PORT TOWNSEND — Blackberry and lemon cake with Italian buttercream. Spiced, gluten-free chocolate cake with dark chocolate ganache.
This is dessert — the ninth annual Cake Picnic — for the 85th Rhododendron Festival Grand Parade, now rescheduled for noon Aug. 14.
Uptown’s East Jefferson Fire Rescue station, at Lawrence and Harrison streets, will be the starting point for a procession unlike any Rhody parade in history.
For one thing, the fresh rhododendron blooms of May won’t be prominent on the 2021 floats, said festival president Lori Morris. The organizing committee is yet undeterred.
Still, “we need more people,” said Rita Hubbard, keeper of the entry forms.
So far, 28 applications have come in — about a third of the number in past parades held in May. She hopes for many more before the Aug. 9 deadline.
Prospective 2021 entrants will find applications at www.rhodyfestival.org while information is available by emailing rhodyfest@gmail.com.
So far, several parade stalwarts have signed up: local steampunks, midwives, kinetic sculptures, hardware and marine companies and the Kiwanis Club will sashay down Lawrence Street to Monroe Street to downtown. The Port Orchard Fathoms of Fun festival, Sequim Irrigation Festival and Washington state Daffodil Festival floats will make the scene.

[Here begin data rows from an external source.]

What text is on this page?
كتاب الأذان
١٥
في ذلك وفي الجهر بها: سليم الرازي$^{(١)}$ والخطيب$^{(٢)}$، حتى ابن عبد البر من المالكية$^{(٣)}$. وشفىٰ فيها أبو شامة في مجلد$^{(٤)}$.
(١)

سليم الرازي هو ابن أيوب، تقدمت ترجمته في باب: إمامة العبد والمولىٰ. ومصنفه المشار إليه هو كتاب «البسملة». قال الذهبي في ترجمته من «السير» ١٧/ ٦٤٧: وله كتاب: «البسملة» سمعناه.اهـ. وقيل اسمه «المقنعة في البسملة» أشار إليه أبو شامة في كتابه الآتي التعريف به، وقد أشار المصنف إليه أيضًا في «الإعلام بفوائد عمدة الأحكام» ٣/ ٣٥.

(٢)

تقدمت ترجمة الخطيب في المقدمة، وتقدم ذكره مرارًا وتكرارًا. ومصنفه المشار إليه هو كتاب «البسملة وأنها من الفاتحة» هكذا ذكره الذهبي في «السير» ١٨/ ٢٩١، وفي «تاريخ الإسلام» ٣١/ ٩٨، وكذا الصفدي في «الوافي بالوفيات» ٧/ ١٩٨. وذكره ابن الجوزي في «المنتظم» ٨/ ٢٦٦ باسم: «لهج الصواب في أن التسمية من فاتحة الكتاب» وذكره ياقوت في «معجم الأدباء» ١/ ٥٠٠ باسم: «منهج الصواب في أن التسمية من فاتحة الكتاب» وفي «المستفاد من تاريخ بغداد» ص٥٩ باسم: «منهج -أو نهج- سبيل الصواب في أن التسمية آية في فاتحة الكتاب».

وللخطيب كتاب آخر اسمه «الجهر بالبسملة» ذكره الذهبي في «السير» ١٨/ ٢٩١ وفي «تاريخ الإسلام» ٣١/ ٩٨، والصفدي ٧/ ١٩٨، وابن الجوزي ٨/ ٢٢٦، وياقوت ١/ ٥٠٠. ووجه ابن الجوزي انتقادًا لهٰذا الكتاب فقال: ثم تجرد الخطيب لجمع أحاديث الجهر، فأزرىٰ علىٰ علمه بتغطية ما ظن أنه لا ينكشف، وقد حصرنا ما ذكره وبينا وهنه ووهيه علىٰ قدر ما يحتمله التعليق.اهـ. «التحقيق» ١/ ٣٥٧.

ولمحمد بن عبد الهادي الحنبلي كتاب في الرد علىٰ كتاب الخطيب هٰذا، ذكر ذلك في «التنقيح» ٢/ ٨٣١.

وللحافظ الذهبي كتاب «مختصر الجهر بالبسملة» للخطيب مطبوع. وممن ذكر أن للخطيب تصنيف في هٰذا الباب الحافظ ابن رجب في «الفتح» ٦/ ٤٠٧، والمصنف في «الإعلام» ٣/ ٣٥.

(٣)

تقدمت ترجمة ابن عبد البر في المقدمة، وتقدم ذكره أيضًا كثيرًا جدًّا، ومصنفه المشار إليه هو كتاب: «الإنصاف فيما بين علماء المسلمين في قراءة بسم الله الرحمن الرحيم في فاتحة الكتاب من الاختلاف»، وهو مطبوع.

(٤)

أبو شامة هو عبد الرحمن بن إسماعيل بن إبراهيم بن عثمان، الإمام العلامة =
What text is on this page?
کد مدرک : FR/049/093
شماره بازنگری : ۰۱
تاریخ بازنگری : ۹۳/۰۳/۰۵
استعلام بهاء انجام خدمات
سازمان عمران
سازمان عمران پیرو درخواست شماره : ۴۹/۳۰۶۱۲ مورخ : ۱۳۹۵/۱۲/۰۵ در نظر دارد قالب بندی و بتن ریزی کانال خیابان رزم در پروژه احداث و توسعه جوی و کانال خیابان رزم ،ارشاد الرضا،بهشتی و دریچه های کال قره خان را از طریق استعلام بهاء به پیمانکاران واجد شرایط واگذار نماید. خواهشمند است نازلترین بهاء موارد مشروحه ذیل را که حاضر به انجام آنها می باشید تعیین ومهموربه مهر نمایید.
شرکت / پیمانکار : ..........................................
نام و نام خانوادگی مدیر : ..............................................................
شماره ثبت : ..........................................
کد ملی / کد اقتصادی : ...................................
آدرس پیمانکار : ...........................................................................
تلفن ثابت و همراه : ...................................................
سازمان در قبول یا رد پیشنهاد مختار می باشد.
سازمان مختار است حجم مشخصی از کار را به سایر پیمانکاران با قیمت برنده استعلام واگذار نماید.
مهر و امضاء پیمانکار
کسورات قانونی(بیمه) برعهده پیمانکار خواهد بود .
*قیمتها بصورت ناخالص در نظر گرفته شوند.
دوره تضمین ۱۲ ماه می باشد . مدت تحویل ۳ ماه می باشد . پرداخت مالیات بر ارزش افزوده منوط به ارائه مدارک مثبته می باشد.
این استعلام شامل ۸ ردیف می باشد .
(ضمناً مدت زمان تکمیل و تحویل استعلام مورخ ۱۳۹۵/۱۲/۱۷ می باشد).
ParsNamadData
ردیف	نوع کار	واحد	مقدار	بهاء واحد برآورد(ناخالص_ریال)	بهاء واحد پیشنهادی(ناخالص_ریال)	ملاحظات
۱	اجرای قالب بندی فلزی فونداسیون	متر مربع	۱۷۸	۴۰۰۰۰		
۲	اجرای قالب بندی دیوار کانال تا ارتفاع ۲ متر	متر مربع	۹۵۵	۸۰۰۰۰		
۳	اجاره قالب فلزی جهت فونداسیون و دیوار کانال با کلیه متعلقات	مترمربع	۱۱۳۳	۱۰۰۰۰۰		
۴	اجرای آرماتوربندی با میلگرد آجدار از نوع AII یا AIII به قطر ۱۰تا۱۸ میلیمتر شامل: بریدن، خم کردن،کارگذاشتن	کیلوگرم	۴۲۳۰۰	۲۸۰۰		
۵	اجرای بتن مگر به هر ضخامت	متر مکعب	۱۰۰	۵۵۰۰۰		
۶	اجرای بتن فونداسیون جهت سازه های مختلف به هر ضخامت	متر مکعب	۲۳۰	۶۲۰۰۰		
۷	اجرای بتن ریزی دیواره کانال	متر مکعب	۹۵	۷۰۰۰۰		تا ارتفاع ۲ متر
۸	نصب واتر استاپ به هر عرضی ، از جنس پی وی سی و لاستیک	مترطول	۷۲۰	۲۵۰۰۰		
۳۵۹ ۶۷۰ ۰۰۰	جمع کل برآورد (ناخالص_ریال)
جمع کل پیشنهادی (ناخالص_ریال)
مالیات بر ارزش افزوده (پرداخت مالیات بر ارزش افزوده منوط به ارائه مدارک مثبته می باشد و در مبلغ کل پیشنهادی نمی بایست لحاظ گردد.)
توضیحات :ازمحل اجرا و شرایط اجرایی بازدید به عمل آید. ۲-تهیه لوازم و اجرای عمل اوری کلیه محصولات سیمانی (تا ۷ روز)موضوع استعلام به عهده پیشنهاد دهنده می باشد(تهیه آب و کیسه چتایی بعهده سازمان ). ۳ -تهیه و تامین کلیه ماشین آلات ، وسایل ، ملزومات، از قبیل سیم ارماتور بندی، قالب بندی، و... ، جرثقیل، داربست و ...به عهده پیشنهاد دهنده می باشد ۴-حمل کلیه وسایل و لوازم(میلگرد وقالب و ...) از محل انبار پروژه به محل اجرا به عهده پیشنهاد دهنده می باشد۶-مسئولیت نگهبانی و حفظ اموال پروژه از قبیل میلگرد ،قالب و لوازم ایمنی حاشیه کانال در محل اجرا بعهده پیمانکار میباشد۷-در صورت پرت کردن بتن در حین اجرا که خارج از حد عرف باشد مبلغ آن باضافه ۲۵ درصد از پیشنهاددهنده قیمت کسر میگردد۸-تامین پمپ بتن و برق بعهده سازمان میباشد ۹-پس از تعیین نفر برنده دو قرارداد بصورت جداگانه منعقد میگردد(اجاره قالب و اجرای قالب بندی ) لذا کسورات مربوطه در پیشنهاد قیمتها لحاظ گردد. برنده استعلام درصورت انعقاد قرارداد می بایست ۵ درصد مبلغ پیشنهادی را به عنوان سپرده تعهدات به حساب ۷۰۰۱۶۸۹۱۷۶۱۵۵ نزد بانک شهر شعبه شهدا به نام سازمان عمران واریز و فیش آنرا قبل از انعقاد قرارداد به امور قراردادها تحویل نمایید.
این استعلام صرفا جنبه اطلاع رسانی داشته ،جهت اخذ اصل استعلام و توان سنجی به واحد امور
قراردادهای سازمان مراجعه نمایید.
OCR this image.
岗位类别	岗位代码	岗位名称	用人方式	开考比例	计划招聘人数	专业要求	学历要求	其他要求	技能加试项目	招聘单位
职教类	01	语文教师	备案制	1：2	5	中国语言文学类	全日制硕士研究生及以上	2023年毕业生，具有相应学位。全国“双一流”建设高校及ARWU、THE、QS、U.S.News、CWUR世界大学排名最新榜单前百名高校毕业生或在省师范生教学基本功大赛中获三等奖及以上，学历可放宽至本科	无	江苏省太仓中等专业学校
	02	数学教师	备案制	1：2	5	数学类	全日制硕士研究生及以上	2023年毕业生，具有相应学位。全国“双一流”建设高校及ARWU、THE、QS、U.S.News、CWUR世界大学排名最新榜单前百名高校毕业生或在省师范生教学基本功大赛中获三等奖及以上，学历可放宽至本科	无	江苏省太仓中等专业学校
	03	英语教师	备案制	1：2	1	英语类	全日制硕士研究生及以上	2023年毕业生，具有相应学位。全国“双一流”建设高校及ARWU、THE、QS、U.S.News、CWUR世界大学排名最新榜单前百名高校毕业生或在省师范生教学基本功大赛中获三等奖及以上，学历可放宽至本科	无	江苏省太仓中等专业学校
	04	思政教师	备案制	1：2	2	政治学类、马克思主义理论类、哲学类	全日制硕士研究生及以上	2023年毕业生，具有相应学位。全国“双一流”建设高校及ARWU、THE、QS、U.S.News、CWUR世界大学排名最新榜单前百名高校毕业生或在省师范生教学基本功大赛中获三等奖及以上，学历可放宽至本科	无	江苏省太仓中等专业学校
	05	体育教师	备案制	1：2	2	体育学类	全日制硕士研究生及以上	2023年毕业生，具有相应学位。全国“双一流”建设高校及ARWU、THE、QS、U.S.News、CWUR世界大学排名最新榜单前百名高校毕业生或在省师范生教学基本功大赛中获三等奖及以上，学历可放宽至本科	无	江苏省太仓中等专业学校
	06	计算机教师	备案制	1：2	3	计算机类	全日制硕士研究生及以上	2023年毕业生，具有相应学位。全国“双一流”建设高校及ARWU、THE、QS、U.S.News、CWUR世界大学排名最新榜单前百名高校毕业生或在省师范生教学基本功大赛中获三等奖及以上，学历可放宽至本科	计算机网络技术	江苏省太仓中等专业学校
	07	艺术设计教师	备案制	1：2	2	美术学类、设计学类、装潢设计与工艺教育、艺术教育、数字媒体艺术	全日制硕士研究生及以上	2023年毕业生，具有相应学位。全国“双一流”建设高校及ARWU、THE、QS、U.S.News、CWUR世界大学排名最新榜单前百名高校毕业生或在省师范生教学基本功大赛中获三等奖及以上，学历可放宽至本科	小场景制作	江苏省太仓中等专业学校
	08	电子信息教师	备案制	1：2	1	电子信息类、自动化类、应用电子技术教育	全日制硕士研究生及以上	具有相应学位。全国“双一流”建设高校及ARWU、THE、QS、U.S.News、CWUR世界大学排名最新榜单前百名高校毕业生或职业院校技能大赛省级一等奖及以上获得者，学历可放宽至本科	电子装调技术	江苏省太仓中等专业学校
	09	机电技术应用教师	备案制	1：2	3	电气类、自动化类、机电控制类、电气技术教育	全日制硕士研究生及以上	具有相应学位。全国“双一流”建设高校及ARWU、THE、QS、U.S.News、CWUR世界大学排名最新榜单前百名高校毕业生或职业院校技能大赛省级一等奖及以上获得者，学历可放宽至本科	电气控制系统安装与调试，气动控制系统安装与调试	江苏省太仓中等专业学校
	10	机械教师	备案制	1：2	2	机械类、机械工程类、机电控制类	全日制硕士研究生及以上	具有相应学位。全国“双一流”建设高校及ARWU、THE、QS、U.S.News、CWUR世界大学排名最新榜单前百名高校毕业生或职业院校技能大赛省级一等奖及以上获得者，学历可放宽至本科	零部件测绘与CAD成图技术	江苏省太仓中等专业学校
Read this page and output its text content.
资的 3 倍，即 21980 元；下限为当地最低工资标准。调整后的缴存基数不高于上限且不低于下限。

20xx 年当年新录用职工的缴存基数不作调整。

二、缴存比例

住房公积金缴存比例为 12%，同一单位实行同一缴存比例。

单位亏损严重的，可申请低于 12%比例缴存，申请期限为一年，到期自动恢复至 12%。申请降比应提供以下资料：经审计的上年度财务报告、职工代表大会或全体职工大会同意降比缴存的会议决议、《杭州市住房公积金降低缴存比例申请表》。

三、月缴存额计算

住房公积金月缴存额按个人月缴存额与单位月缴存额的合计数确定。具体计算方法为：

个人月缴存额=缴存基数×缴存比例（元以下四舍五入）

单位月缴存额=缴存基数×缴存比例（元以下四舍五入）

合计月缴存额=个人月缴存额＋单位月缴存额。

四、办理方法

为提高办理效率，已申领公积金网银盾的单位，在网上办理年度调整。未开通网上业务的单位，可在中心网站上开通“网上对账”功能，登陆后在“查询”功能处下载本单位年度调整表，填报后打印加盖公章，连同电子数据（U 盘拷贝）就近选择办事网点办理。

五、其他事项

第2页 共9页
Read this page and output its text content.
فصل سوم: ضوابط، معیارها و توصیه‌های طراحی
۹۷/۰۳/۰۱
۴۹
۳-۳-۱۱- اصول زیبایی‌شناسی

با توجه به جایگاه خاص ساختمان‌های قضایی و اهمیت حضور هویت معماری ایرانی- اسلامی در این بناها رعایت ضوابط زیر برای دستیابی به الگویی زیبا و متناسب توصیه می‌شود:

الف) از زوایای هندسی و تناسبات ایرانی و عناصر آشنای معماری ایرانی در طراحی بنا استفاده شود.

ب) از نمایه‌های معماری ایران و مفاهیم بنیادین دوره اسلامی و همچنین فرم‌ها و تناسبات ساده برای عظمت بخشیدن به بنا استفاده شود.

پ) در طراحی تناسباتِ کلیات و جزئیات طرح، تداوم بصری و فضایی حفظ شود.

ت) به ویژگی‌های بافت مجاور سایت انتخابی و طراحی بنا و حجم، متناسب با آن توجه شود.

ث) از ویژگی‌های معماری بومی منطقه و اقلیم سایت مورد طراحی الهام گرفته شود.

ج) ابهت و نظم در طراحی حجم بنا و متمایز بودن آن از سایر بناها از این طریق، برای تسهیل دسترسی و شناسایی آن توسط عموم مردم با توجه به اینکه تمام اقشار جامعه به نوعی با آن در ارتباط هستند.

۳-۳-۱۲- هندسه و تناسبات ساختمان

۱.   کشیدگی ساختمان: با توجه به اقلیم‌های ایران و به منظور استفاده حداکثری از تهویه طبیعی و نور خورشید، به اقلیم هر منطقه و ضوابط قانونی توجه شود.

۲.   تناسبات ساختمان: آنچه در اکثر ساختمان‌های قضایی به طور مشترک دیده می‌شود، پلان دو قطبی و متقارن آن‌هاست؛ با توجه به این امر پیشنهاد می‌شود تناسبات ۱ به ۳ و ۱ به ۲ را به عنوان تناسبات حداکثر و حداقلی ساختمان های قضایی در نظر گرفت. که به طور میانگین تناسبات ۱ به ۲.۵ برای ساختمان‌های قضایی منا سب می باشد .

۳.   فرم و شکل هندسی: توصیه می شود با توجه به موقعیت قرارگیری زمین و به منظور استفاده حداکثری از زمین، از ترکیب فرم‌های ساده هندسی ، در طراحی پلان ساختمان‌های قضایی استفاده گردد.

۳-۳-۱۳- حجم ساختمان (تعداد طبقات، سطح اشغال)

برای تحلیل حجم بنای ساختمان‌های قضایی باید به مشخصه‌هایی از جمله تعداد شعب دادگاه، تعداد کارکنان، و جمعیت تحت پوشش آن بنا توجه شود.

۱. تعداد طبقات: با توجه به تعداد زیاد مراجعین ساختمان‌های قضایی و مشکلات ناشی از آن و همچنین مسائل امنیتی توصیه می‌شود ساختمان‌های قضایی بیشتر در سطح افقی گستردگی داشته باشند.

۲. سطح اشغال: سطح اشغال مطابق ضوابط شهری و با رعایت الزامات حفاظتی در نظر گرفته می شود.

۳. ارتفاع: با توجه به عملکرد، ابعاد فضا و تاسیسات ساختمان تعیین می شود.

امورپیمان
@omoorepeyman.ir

Port Townsend’s own Rhododendron Festival float will carry Queen Jenessah Seebergoss, Princess Hailey Hirschel and Princess Brigitte Palmer while the Boeing Bluebills serve as grand marshals.
Missing: marching bands. School’s out for summer, so Hubbard and Morris are wondering who might bring the brass and drums.
“We’re not doing any judging this year,” noted Morris; “this is more to have fun,” in the community’s first big public celebration since the onset of the pandemic.
Danny Milholland of the Production Alliance, host of the Cake Picnic at 2 p.m. on parade day, plans on an inclusive party at the Pope Marine Plaza at Water and Madison streets.
“We usually serve about 2,000 slices,” free to all comers, he said, adding the baking team has at its fingertips a resource not present at previous Rhody parades.
“We’re super excited to have in-season and local berries to work with this year, because the event is in August,” said Kellen Lynch, who spearheads Cake Picnic production.
“We’re really excited to come back together and celebrate,” added Milholland, who, with his wife Meredith, dreamed up the Cake Picnic in 2013.
“We’re not through the pandemic yet,” he said, so the picnic will have safety practices including hand-washing stations and mask wearing.
Along those lines, a mask-making workshop is set for 5 p.m. to 8 p.m. Aug. 11 at Propolis Brewing, 2457 Jefferson St., Milholland said.
“Last year we scaled way back,” encouraging Port Townsend residents to bake cakes at home and “party in place” as the Cake Picnic Cadillac cruised around town.
This year it will return to its post at the tail end of the Rhody Parade. The 1978 El Dorado owned by the Krabill family will be in full flower, Miholland said, adding the parade and picnic are pretty much the car’s sole purpose these days.
“We’re doing our best to promote best practices for gathering; we’re also encouraging wild party energy and community,” with music by DJ Captain Peacock, the Unexpected Brass Band, KPTZ-FM’s Ruby Fitch and other performers still being lined up, Milholland said.
“We’ll have face painting, bubbles — it’s a family affair. Everyone’s invited. Elders, youth, everybody,” as the 2021 picnic will spread out on Pope Marine Plaza, he said, for a larger footprint than in past years.
The free Cake Picnic happens thanks to the volunteer bakers, donations from the public and, Milholland noted, a Spark Joy grant from the Jefferson Community Foundation’s Better Living through Giving circle.
“We want to do a community portrait as a closing ceremony,” he said.
With no carnival, Morris added, the parade and the Cake Picnic are the only Rhody Festival events possible in 2021. The carnival provides revenue for the festival, so the organizing committee — a slimmed-down group — has put together just the parade.
“We’re lucky we’re getting to do that,” Morris said, since the following week, Rhody Queen Seebergoss will head off to college.